In der 47. Minute drohte die Partie aber zu kippen, als Barcelona 24:23 in Führung ging. "In dieser Phase haben wir uns einen zehnminütigen Durchhänger geleistet", bilanzierte Gislason, der aber dennoch vom besten Saisonspiel sprach. Denn er konnte sich auf Omeyer verlassen, der nicht nur drei Siebenmeter parierte, sondern sein Team durch zahllose weitere Paraden wieder auf die Siegesstraße führte. Mit fünf Treffern in Serie setzte sich der THW auf 28:24 ab. Die 13 wurde zur Kieler Glückszahl: Im 13. Vergleich der beiden ewigen Rivalen im europäischen Club-Handball behielt der THW zum dritten Mal in Folge und insgesamt achten Mal die Oberhand.
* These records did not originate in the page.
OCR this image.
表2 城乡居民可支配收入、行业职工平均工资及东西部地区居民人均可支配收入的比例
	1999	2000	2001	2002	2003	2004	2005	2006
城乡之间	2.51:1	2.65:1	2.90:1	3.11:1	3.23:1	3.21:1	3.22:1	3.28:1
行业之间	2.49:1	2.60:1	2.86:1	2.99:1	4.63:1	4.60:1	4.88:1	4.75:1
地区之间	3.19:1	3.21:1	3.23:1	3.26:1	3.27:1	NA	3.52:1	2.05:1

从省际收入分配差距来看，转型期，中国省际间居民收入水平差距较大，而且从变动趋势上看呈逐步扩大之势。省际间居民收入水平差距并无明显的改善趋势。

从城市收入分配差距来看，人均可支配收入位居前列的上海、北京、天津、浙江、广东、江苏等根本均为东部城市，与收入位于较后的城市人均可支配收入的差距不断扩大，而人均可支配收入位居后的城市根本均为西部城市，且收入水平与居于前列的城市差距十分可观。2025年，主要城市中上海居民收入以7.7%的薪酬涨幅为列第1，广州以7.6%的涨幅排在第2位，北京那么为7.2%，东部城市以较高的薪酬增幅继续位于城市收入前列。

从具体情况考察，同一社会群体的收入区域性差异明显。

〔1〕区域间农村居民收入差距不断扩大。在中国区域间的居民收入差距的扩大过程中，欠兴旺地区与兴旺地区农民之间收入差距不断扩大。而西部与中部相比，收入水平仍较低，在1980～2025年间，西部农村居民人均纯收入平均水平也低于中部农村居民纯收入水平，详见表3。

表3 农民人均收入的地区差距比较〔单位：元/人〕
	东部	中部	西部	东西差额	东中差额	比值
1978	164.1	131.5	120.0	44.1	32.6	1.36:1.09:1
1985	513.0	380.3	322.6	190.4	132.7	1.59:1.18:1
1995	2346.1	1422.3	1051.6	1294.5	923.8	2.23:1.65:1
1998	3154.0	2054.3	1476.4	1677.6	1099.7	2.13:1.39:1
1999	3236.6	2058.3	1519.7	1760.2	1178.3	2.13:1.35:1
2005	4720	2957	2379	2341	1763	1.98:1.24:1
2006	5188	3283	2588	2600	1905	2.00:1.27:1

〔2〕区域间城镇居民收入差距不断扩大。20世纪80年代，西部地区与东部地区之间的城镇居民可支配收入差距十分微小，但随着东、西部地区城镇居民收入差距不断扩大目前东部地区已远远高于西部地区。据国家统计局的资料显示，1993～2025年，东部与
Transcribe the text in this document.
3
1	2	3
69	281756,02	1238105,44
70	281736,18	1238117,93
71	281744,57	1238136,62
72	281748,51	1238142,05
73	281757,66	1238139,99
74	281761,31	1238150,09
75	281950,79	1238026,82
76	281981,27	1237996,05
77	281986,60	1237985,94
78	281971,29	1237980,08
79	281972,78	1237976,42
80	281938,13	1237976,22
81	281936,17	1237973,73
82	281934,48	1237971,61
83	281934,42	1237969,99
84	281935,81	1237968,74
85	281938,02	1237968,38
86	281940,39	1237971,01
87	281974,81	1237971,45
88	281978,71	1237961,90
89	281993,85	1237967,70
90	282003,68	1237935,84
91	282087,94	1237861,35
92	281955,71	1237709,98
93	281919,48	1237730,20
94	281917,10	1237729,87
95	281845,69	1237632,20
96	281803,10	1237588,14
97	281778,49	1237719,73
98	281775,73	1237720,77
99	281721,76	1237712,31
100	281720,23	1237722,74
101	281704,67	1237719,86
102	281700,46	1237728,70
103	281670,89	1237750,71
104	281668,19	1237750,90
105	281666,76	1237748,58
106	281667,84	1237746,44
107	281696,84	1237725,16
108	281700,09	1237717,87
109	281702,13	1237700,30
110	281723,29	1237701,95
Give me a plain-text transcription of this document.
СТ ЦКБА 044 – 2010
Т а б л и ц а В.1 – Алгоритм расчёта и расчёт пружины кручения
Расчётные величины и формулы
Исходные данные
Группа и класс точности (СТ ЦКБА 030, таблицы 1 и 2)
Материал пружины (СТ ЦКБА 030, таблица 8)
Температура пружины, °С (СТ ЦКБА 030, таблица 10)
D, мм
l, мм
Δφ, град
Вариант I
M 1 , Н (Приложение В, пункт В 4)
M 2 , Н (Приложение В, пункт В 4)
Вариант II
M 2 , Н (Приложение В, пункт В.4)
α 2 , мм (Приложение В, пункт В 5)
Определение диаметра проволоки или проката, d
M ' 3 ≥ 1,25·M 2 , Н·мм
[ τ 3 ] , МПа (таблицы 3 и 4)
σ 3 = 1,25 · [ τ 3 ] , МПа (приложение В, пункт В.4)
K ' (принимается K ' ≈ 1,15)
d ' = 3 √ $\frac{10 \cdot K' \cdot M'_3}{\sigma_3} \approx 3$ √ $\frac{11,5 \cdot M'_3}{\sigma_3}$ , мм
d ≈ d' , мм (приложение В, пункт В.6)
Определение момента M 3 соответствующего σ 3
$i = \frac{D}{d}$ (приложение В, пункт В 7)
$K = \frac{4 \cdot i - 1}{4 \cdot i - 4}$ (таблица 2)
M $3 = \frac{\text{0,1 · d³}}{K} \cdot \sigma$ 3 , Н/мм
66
"Solche Spiele kann und muss man genießen", sagte Kreisläufer Marcus Ahlm: "Wir haben nun eine perfekte Ausgangslage, aber die Gruppenphase ist noch lang. Da kann noch viel passieren." Mit dem Erfolg im altehrwürdigen Palau Blaugrana retteten die Kieler auch die Ehre der Bundesliga, nachdem der HSV Hamburg am Mittwoch zu Hause mit 26:32 gegen den spanischen Champions-League-Titelverteidiger Ciudad Real verloren hatte. Zudem dürfte der Erfolg in Barcelona für mächtig Selbstvertrauen nach dem Kieler Heim-Remis in der Liga gegen Lemgo (27:27) gesorgt haben.

Keine Zeit für eine Fete

Doch groß gefeiert wurde in Katalonien nicht: "Nein, es gibt keine Fete, schließlich müssen wir am Mittwoch schon wieder bei der SG Flensburg-Handewitt ran", betonte Linksaußen Dominik Klein. Marcus Ahlm hofft dennoch darauf, dass Matchwinner Omeyer bald einmal eine Runde schmeißt auf seinen Titel als Welthandballer des Jahres.